Sadly, some recent legislative efforts clearly do not have the rights of immigrants in mind. For instance, in November 2022, Rep. Charles Eugene “Chip” Roy, joined by 16 Republican colleagues, introduced the “Border Safety and Security Act of 2022“. In response, a group of over 250 local, state and national refugee, human rights and immigration organizations wrote a letter to House members opposing the bill, stating it requires the Department of Homeland Security (DHS) to defer the entry of any non-U.S. nationals who do not have valid entry documents during any period in which DHS cannot detain or return such an individual to a foreign country contiguous to the United States. If passed, a state would hold authority to sue DHS for further enforcement of the bill. The legislation would seal off all borders and ports of entry, severing access to protection for vulnerable people seeking a better life, such as asylum seekers, unaccompanied minors, torture victims, and human trafficking victims fleeing life-threatening situations. The bill is contrary to our nation’s moral principles, violates U.S. refugee law, and would trigger the U.S. to violate its international obligations. Moreover, the bill would give DHS broad discretion to ban all asylum access even if this inhumane and impossible condition were somehow achieved.
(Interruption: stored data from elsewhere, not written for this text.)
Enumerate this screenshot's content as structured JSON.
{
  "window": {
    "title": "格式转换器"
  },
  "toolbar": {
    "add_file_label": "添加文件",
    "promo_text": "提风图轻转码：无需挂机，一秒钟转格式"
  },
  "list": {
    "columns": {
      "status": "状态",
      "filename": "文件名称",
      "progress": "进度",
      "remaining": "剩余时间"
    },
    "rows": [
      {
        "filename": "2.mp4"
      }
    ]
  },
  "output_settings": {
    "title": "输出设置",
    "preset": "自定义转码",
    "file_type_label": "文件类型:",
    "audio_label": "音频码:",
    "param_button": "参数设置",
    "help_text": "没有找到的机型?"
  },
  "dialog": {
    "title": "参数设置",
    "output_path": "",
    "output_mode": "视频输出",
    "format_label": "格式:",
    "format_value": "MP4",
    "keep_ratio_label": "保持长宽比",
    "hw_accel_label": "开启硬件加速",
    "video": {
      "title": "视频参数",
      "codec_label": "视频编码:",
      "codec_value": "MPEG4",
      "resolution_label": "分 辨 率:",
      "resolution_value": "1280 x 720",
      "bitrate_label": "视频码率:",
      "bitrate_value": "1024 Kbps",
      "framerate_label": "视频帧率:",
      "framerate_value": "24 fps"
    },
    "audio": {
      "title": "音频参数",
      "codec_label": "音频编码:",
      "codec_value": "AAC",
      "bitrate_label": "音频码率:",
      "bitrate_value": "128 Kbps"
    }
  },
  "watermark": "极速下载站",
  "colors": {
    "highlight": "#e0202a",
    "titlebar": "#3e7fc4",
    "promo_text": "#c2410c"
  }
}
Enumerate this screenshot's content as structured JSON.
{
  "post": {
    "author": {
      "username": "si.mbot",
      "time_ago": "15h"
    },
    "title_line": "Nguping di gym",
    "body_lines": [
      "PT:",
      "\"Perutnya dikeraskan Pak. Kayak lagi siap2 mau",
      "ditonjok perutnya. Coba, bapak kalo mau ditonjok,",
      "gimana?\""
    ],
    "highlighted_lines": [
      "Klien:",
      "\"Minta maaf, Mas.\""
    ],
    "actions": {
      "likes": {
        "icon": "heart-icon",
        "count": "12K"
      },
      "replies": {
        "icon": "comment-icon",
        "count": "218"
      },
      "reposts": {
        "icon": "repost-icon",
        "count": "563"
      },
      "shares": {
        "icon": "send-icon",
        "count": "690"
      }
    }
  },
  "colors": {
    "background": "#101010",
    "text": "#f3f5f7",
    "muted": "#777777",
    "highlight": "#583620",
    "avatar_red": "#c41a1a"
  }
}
This bill represents an attempt to circumvent our country’s international asylum obligations. If passed, such a bill would negatively impact the global perception of the Unitec States as a nation that protects those seeking refuge. Deporting arriving migrants without conducting individual screening for asylum or trafficking violates long-standing treaty obligations to protect people fleeing political, religious, ethnic, racial, and other forms of egregious persecution. These pledges are embodied in decades of bipartisan legislation that codifies the right to nondiscriminatory asylum access at U.S. borders. The Border Safety and Security Act would clearly put the United States in violation of its international legal obligations.

Article 14 of the 1948 Universal Declaration of Human Rights (UDHR) states “everyone has the right to seek and to enjoy asylum from persecution in other countries.” Although the UDHR is expressly nonbinding, the right to seek asylum that it articulated has become the cornerstone of international refugee law; other aspects of refugee law, such as non-refoulement and guarantees of proper treatment, stem from this fundamental right. Further, the Border Safety and Security Act would violate the Refugee Convention. The Refugee Convention builds on Article 14 of the 1948 Universal Declaration of Human Rights, which recognizes the right of persons to seek asylum from persecution in other countries. Under this convention through Article 5, a refugee may enjoy rights and benefits in a state as well as to those provided for in the Convention. This bill would not only effectively repeal the Refugee Act’s asylum provisions, but also the Trafficking and Victims Protection Reauthorization Act’s unaccompanied child provisions and DHS’s statutory parole authority.

As the 118th Congress is now taking shape after the election, I urge Congressional members to turn away from this malpractice and refuse to move forward on a bill like H.R. 7772. Instead of harming immigrants and the most vulnerable, Congress must rise to its responsibility and serve as protectors of the immigrant community and our country’s values of fairness and justice.